Street Art ou Art de Rue – épisode 2

Je vous propose de démarrer la seconde partie de cette présentation de l’art de rue à Montréal (street art pour les intimes) par quelques images triviales, mais qui ont le mérite grâce à des artistes anonymes, à des graffeurs inspirés, d’égayer rues et cours de la ville.

Art de rue, art des cours

Ainsi, certaines sites urbains, jardins comme cours ou façades d’immeubles sont « occupés » par des dessins en général gais, qui semblent réalisés au gré des inspiration des habitants, un moyen d’expression personnelle, collective parfois. Un exemple avec cette cour, rue Saint Dominique :

Montreal-2022-34290 Art de rue art de cour
Art de rue, art de cour

On peut, sans en faire un grand éloge, remarquer l’homogénéité de la palette de couleurs. Même la poubelle s’intègre dans ce coin de paysage urbain…
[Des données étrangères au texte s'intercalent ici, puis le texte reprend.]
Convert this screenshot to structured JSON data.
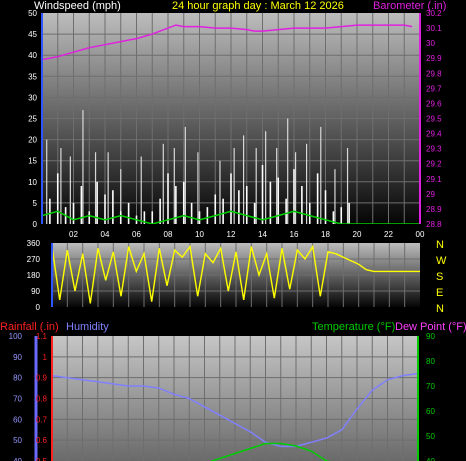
{
  "header": {
    "windspeed_label": "Windspeed (mph)",
    "title": "24 hour graph day : March 12 2026",
    "barometer_label": "Barometer (.in)"
  },
  "mid_labels": {
    "rainfall_label": "Rainfall (.in)",
    "humidity_label": "Humidity",
    "temperature_label": "Temperature (°F)",
    "dewpoint_label": "Dew Point (°F)"
  },
  "compass": [
    "N",
    "W",
    "S",
    "E",
    "N"
  ],
  "colors": {
    "windspeed": "#ffffff",
    "gust": "#d8d8d8",
    "avg_wind": "#00d000",
    "barometer": "#e020e0",
    "direction": "#ffff00",
    "rain": "#ff2020",
    "humidity": "#8080ff",
    "temperature": "#00cc00",
    "dewpoint": "#ff40ff",
    "title": "#ffff00"
  },
  "chart_data": [
    {
      "type": "line",
      "name": "wind-barometer",
      "x_ticks": [
        "02",
        "04",
        "06",
        "08",
        "10",
        "12",
        "14",
        "16",
        "18",
        "20",
        "22",
        "00"
      ],
      "y_left_ticks": [
        "0",
        "5",
        "10",
        "15",
        "20",
        "25",
        "30",
        "35",
        "40",
        "45",
        "50"
      ],
      "y_left_range": [
        0,
        50
      ],
      "y_right_ticks": [
        "28.8",
        "28.9",
        "29",
        "29.1",
        "29.2",
        "29.3",
        "29.4",
        "29.5",
        "29.6",
        "29.7",
        "29.8",
        "29.9",
        "30",
        "30.1",
        "30.2"
      ],
      "y_right_range": [
        28.8,
        30.2
      ],
      "x_range": [
        0,
        24
      ],
      "grid": true,
      "series": [
        {
          "name": "Barometer (.in)",
          "x": [
            0,
            1,
            2,
            3,
            4,
            5,
            6,
            7,
            8,
            8.5,
            9,
            10,
            11,
            12,
            13,
            13.5,
            14,
            15,
            16,
            17,
            18,
            19,
            20,
            21,
            22,
            23,
            23.5
          ],
          "y": [
            29.89,
            29.91,
            29.94,
            29.97,
            29.99,
            30.01,
            30.03,
            30.06,
            30.1,
            30.12,
            30.11,
            30.11,
            30.1,
            30.1,
            30.09,
            30.08,
            30.08,
            30.09,
            30.1,
            30.1,
            30.1,
            30.11,
            30.12,
            30.12,
            30.12,
            30.12,
            30.11
          ]
        },
        {
          "name": "Wind speed",
          "x": [
            0,
            0.5,
            1,
            1.5,
            2,
            2.5,
            3,
            3.5,
            4,
            4.5,
            5,
            5.5,
            6,
            6.5,
            7,
            7.5,
            8,
            8.5,
            9,
            9.5,
            10,
            10.5,
            11,
            11.5,
            12,
            12.5,
            13,
            13.5,
            14,
            14.5,
            15,
            15.5,
            16,
            16.5,
            17,
            17.5,
            18,
            18.5,
            19,
            19.5,
            20,
            20.5
          ],
          "y": [
            10,
            6,
            12,
            4,
            5,
            9,
            3,
            10,
            7,
            8,
            3,
            5,
            2,
            3,
            3,
            6,
            12,
            9,
            10,
            5,
            3,
            4,
            7,
            6,
            12,
            8,
            9,
            5,
            14,
            10,
            11,
            6,
            13,
            9,
            5,
            12,
            8,
            3,
            4,
            5,
            0,
            0
          ]
        },
        {
          "name": "Gust",
          "x": [
            0.3,
            1.2,
            1.8,
            2.6,
            3.4,
            4.2,
            5.0,
            6.3,
            7.7,
            8.4,
            9.1,
            9.9,
            11.3,
            12.2,
            12.8,
            13.6,
            14.2,
            14.9,
            15.6,
            16.1,
            16.8,
            17.7,
            18.6,
            19.4
          ],
          "y": [
            20,
            18,
            16,
            27,
            17,
            17,
            13,
            16,
            19,
            18,
            23,
            17,
            15,
            18,
            21,
            18,
            22,
            18,
            25,
            17,
            19,
            23,
            13,
            18
          ]
        },
        {
          "name": "Average wind",
          "x": [
            0,
            1,
            2,
            3,
            4,
            5,
            6,
            7,
            8,
            9,
            10,
            11,
            12,
            13,
            14,
            15,
            16,
            17,
            18,
            19,
            20,
            21,
            22,
            23,
            24
          ],
          "y": [
            2,
            3,
            1,
            2,
            1,
            2,
            1,
            0,
            1,
            2,
            1,
            2,
            3,
            2,
            1,
            2,
            3,
            2,
            1,
            0,
            0,
            0,
            0,
            0,
            0
          ]
        }
      ]
    },
    {
      "type": "line",
      "name": "wind-direction",
      "y_ticks": [
        "360",
        "270",
        "180",
        "90",
        "0"
      ],
      "y_range": [
        0,
        360
      ],
      "x_range": [
        0,
        24
      ],
      "grid": true,
      "series": [
        {
          "name": "Wind direction",
          "x": [
            0,
            0.5,
            1,
            1.5,
            2,
            2.5,
            3,
            3.5,
            4,
            4.5,
            5,
            5.5,
            6,
            6.5,
            7,
            7.5,
            8,
            8.5,
            9,
            9.5,
            10,
            10.5,
            11,
            11.5,
            12,
            12.5,
            13,
            13.5,
            14,
            14.5,
            15,
            15.5,
            16,
            16.5,
            17,
            17.5,
            18,
            18.5,
            19,
            19.5,
            20,
            20.5,
            21,
            22,
            23,
            24
          ],
          "y": [
            340,
            40,
            320,
            90,
            300,
            20,
            330,
            150,
            310,
            60,
            340,
            200,
            300,
            30,
            330,
            120,
            320,
            280,
            340,
            60,
            300,
            250,
            330,
            90,
            310,
            40,
            340,
            180,
            300,
            50,
            330,
            100,
            320,
            270,
            340,
            60,
            310,
            300,
            280,
            260,
            240,
            210,
            200,
            200,
            200,
            200
          ]
        }
      ]
    },
    {
      "type": "line",
      "name": "humidity-temperature",
      "y_left_ticks": [
        "40",
        "50",
        "60",
        "70",
        "80",
        "90",
        "100"
      ],
      "y_rain_ticks": [
        "0.5",
        "0.6",
        "0.7",
        "0.8",
        "0.9",
        "1",
        "1.1"
      ],
      "y_right_ticks": [
        "40",
        "50",
        "60",
        "70",
        "80",
        "90"
      ],
      "y_left_range": [
        40,
        100
      ],
      "y_right_range": [
        40,
        90
      ],
      "x_range": [
        0,
        24
      ],
      "grid": true,
      "series": [
        {
          "name": "Humidity",
          "x": [
            0,
            1,
            2,
            3,
            4,
            5,
            6,
            7,
            8,
            9,
            10,
            11,
            12,
            13,
            14,
            15,
            16,
            17,
            18,
            19,
            20,
            21,
            22,
            23,
            24
          ],
          "y": [
            81,
            80,
            79,
            78,
            77,
            76,
            76,
            75,
            72,
            70,
            66,
            62,
            58,
            54,
            49,
            47,
            47,
            49,
            51,
            55,
            65,
            74,
            79,
            81,
            82
          ]
        },
        {
          "name": "Temperature (°F)",
          "x": [
            0,
            1,
            2,
            3,
            4,
            5,
            6,
            7,
            8,
            9,
            10,
            11,
            12,
            13,
            14,
            15,
            16,
            17,
            18,
            19,
            20
          ],
          "y": [
            38,
            38,
            37,
            36,
            36,
            36,
            36,
            36,
            37,
            38,
            39,
            41,
            43,
            45,
            47,
            47,
            46,
            44,
            40,
            39,
            39
          ]
        }
      ]
    }
  ]
}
Une autre illustration de cet art de rue, art de cour : un escalier d’immeuble du Plateau, dans une rue toute proche, qui a un caractère nettement plus tonique. Illustration représentative de dizaines d’autres aperçues au hasard de nos balades dans Montréal :

Mais est-ce du street art ou du graff ? A chacun de se faire son idée. En tout cas, ce type de composition compliquée se retrouve sur de nombreux murs, même dans l’hyper centre, comme celle reproduite ci-dessous. L’art de rue tendance art moderne (Basquiat ?), ou pop art, ou BD délirante ou… ?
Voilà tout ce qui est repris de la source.